The Correct Option is A

Step 1: Use the photoelectric equation.
The photoelectric equation is given by: \[ eV = h \nu - \phi \] where \( e \) is the charge of the electron, \( V \) is the stopping potential, \( h \) is Planck’s constant, \( \nu \) is the frequency of the light, and \( \phi \) is the work function of the material. The frequency \( \nu \) is related to the wavelength \( \lambda \) by: \[ \nu = \frac{c}{\lambda} \] where \( c \) is the speed of light. Step 2: Calculate the change in stopping potential.

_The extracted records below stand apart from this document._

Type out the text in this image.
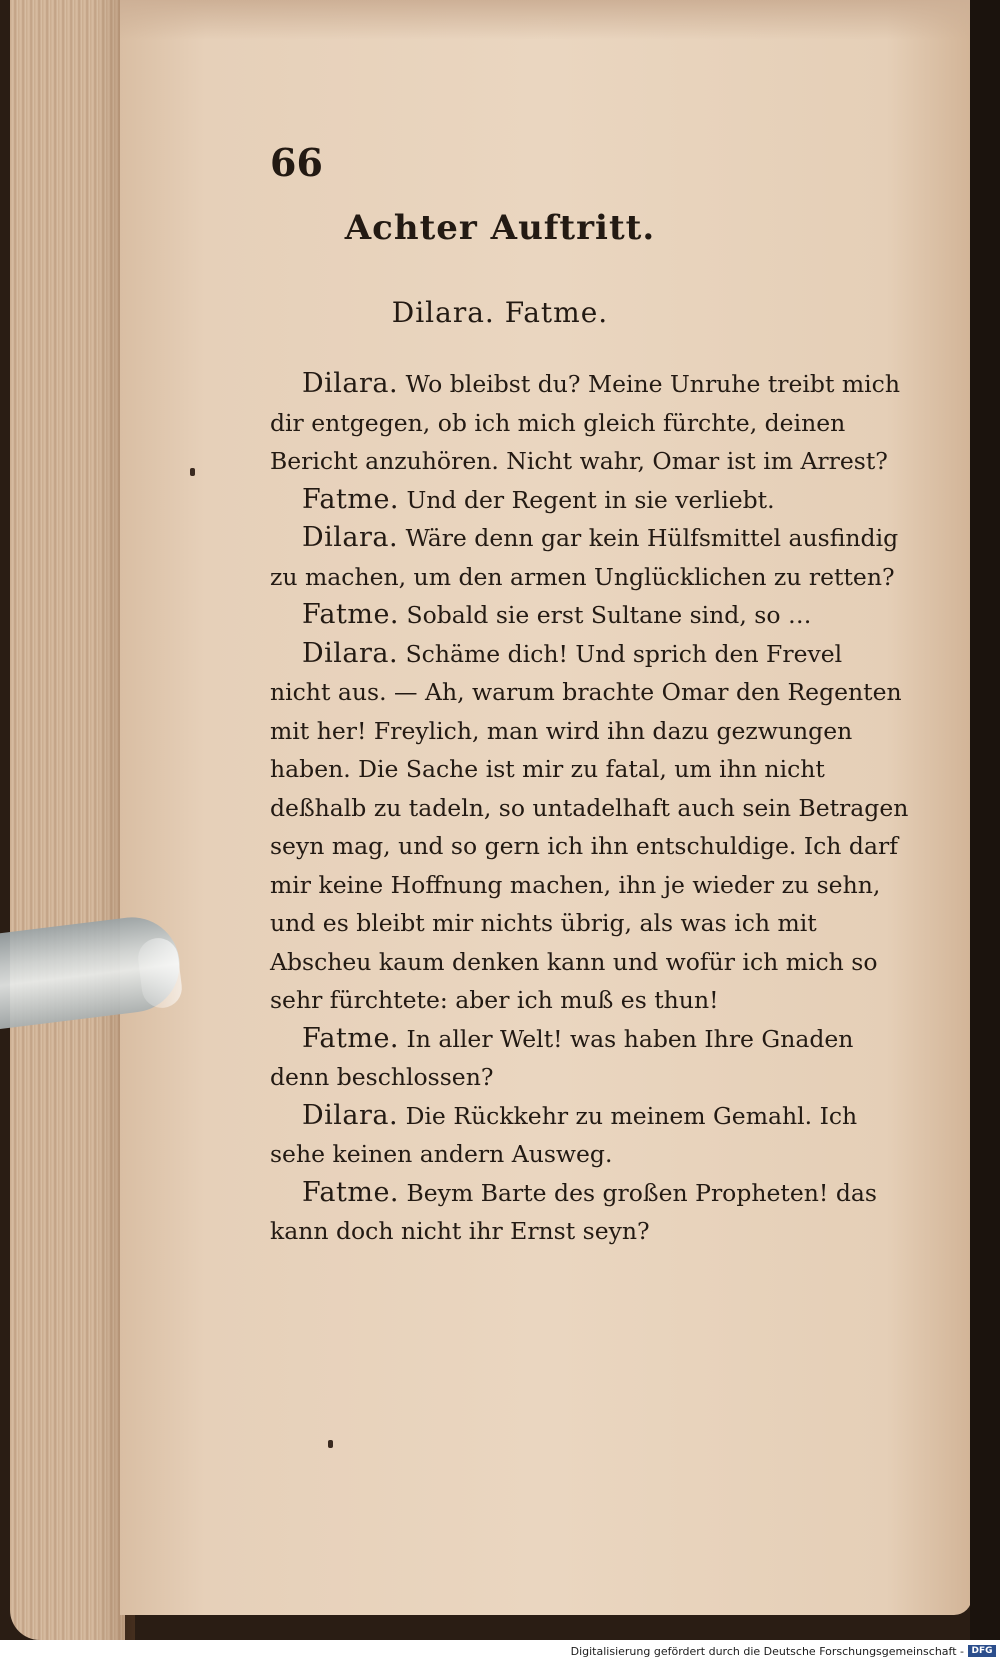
66
Achter Auftritt.
Dilara. Fatme.

Dilara. Wo bleibst du? Meine Unruhe treibt mich dir entgegen, ob ich mich gleich fürchte, deinen Bericht anzuhören. Nicht wahr, Omar ist im Arrest?

Fatme. Und der Regent in sie verliebt.

Dilara. Wäre denn gar kein Hülfsmittel ausfindig zu machen, um den armen Unglücklichen zu retten?

Fatme. Sobald sie erst Sultane sind, so …

Dilara. Schäme dich! Und sprich den Frevel nicht aus. — Ah, warum brachte Omar den Regenten mit her! Freylich, man wird ihn dazu gezwungen haben. Die Sache ist mir zu fatal, um ihn nicht deßhalb zu tadeln, so untadelhaft auch sein Betragen seyn mag, und so gern ich ihn entschuldige. Ich darf mir keine Hoffnung machen, ihn je wieder zu sehn, und es bleibt mir nichts übrig, als was ich mit Abscheu kaum denken kann und wofür ich mich so sehr fürchtete: aber ich muß es thun!

Fatme. In aller Welt! was haben Ihre Gnaden denn beschlossen?

Dilara. Die Rückkehr zu meinem Gemahl. Ich sehe keinen andern Ausweg.

Fatme. Beym Barte des großen Propheten! das kann doch nicht ihr Ernst seyn?

Digitalisierung gefördert durch die Deutsche Forschungsgemeinschaft - DFG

For the light of wavelength \( \lambda \), the stopping potential is \( V \). For light of wavelength \( 3\lambda \), the stopping potential is \( \frac{V}{6} \). Using the photoelectric equation, we get: \[ eV = h \frac{c}{\lambda} - \phi \] \[ e \frac{V}{6} = h \frac{c}{3\lambda} - \phi \] By solving these two equations, we can find that the threshold wavelength is \( 5\lambda \). Step 3: Conclusion.
Thus, the threshold wavelength for the surface is \( 5\lambda \), which corresponds to option (A).